In 'The Souvenir Part II," a human-scaled epic concludes
ABC News
Joanna Hogg first had the instinct to make a film about her then unfolding relationship to her heroin-addicted first love in 1979
NEW YORK -- Joanna Hogg first had the instinct to make a film about her then-unfolding relationship to her heroin-addicted first love — a traumatic and formative time that coincided with her coming-of-age as a filmmaker — in 1979.
Back then, she didn’t feel capable of tackling something so ambitious and personal. Her career detoured, instead, into television. It wasn’t until Hogg was 47 that she determinedly returned to movies. After making three well-received features, Hogg felt she was finally ready.
The result — “The Souvenir,” which Hogg made in two parts, filmed two years apart — is a stunner. A sublime work of memory and autobiography, “The Souvenir” ( the second part of which a24 opens in theaters Friday ) captures a masterful filmmaker using all her accrued skill to revisit her early, half-formed life as a young filmmaker in the midst of finding herself.

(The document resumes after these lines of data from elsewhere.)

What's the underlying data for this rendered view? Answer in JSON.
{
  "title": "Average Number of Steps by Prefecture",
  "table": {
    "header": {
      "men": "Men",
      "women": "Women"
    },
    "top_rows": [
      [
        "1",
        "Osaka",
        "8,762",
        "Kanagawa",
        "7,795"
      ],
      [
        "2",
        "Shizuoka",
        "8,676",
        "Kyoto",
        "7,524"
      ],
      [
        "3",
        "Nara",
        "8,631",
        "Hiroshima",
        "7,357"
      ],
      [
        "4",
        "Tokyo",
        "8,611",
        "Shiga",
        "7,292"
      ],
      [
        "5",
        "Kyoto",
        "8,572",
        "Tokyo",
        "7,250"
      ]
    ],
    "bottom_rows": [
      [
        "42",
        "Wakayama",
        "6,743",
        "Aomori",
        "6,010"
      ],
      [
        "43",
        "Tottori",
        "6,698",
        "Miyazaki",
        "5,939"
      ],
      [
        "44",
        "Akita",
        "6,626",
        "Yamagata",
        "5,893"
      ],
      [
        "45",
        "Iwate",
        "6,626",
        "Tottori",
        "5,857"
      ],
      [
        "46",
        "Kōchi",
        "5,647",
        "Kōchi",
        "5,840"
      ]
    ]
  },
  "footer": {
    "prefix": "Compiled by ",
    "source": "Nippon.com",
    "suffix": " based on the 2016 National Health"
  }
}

“I was surprised with the making of both these films how I remembered more than I thought I did,” Hogg said in a recent interview from London. (Her Zoom window read “fellini.”) “Sometimes, it’s just about focusing on that particular point in time and then things come up. I wouldn’t have said that before the process because I didn’t believe that was possible. I thought you remember what you remember, that there’s no way to retrieve a memory.”